To evaluate CRT mid-term effects on LV-arterial coupling, arterial load and its determinants, and the association between CRT-dependent aortic haemodynamic changes and the arterial biomechanics.

Methods and results

Cardiac and aortic echographies were done in 25 patients (age: 61 ± 12 years; 14 men; New York Heart Association functional classes III–IV; LV ejection fraction = 28 ± 7%, QRS = 139 ± 20 ms) before and after (23 ± 12 days) CRT. Standard structural and functional parameters and dyssynchrony indices were evaluated. Ascending aorta flow and diameter waveforms were measured. Central pressure was derived using a transfer function and the diameter calibration method. Calculus: arterial elastance (EA); aortic impedance (Zc) and distensibility (AD); systemic resistances (SVR), total compliance (CT); global reflection coefficient; LV end-systolic elastance (EES); and LV-arterial coupling (EA/EES).
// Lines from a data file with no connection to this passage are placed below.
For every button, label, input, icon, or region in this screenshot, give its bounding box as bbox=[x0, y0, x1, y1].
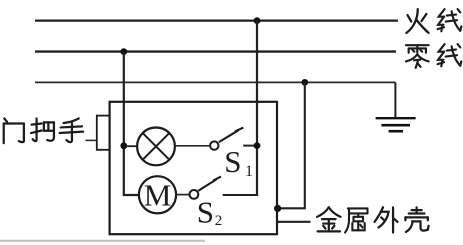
svg-text:2: 2 bbox=[215, 213, 223, 229]
label S2 bbox=[197, 194, 223, 229]
label S1 bbox=[224, 144, 253, 180]
wire: earth line (third horizontal) bbox=[35, 81, 395, 83]
svg-text:1: 1 bbox=[245, 163, 253, 180]
wire: pointer from case to metal-shell label bbox=[277, 221, 311, 223]
node: lamp branch junction bbox=[120, 142, 127, 149]
switch S2 lever bbox=[198, 177, 221, 191]
label: jin (metal) char of metal-shell label bbox=[317, 207, 341, 231]
wire: motor to switch S2 bbox=[176, 194, 190, 196]
wire: neutral line (second horizontal) bbox=[35, 50, 396, 52]
wire: drop from neutral junction down into appliance bbox=[124, 52, 139, 195]
lamp EL1 (circle with X) bbox=[137, 127, 175, 165]
label: xian (wire) char of neutral-wire label bbox=[438, 44, 462, 66]
wire: live line (top horizontal) bbox=[35, 20, 398, 22]
label: ba (handle) char of door-handle label bbox=[31, 118, 54, 141]
switch S1 pivot bbox=[210, 141, 218, 149]
wire: earth branch down to metal case bbox=[277, 82, 305, 208]
label: shou (hand) char of door-handle label bbox=[60, 118, 84, 142]
node: junction on live line bbox=[254, 17, 261, 24]
node: junction on neutral line bbox=[120, 48, 127, 55]
wire: S2 fixed contact to live drop corner bbox=[223, 194, 258, 196]
appliance case (metal shell box) bbox=[110, 102, 277, 234]
wire: junction to lamp bbox=[124, 145, 138, 147]
wire: pointer from label to door handle bbox=[86, 139, 97, 141]
motor M (circle with M) bbox=[139, 176, 176, 213]
svg-text:S: S bbox=[224, 144, 241, 179]
switch S1 lever bbox=[219, 128, 243, 143]
label: xian (wire) char of live-wire label bbox=[438, 9, 462, 31]
node: earth connection on case bbox=[274, 205, 281, 212]
svg-text:M: M bbox=[144, 177, 172, 212]
label: men (door) char of door-handle label bbox=[4, 118, 24, 143]
node: junction on earth line bbox=[301, 79, 308, 86]
label: ling (zero) char of neutral-wire label bbox=[406, 45, 429, 68]
door handle rectangle bbox=[97, 116, 110, 150]
wire: drop from live junction down into appliance bbox=[256, 21, 258, 195]
wire: earth line drop to ground symbol bbox=[394, 82, 396, 117]
label: huo (fire) char of live-wire label bbox=[406, 9, 428, 33]
svg-text:S: S bbox=[197, 194, 214, 229]
switch S2 pivot bbox=[190, 190, 199, 199]
label: ke (shell) char of metal-shell label bbox=[405, 207, 428, 232]
decorative scan streak bbox=[0, 240, 205, 242]
label: wai (outside) char of metal-shell label bbox=[375, 207, 398, 232]
ground bbox=[376, 118, 416, 131]
node: S1 contact on live drop bbox=[254, 142, 261, 149]
wire: lamp to switch S1 bbox=[175, 145, 210, 147]
label: shu (belong) char of metal-shell label bbox=[345, 208, 367, 232]
wire: S1 fixed contact to live drop bbox=[243, 145, 257, 147]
After CRT EA diminished (−30%;P = 0.001), EES increased (29%; P = 0.001) and EA/EES improved (pre-CRT: 2.9 ± 0.9, post-CRT: 1.6 ± 0.7; P = 0.001). Arterial elastance changes were associated with changes in arterial properties. Cardiac resynchronization therapy was associated with pressure-independent increase in mean aortic diameter (pre-CRT: 30.0 ± 4.0 mm, post-CRT: 33.0 ± 5.1 mm; P = 0.005) and distensibility (pre-CRT: 3.8 ± 2.6 × 10−3mmHg−1, post-CRT: 6.4 ± 2.5 × 10–3 mmHg−1; P = 0.002), and Zc reduction (pre-CRT: 3.5 ± 1.8 × 10−2mmHg.s/mL, post-CRT:1.9 ± 0.8 × 10−2 mmHg.s/mL; P = 0.001) and SVR (pre-CRT:1.7 ± 0.4 mmHg.s/mL, post-CRT:1.0 ± 0.3 mmHg.s/mL; P = 0.001). Changes in EA determinants were associated with changes in aortic flow.

Conclusion

Early after CRT central and peripheral arterial biomechanics improved, determining a pressure-independent increase in aortic diameter and a reduction in arterial load. Left ventricular systolic performance and LV-arterial coupling were enhanced. Arterial biomechanical changes were associated with aortic flow changes.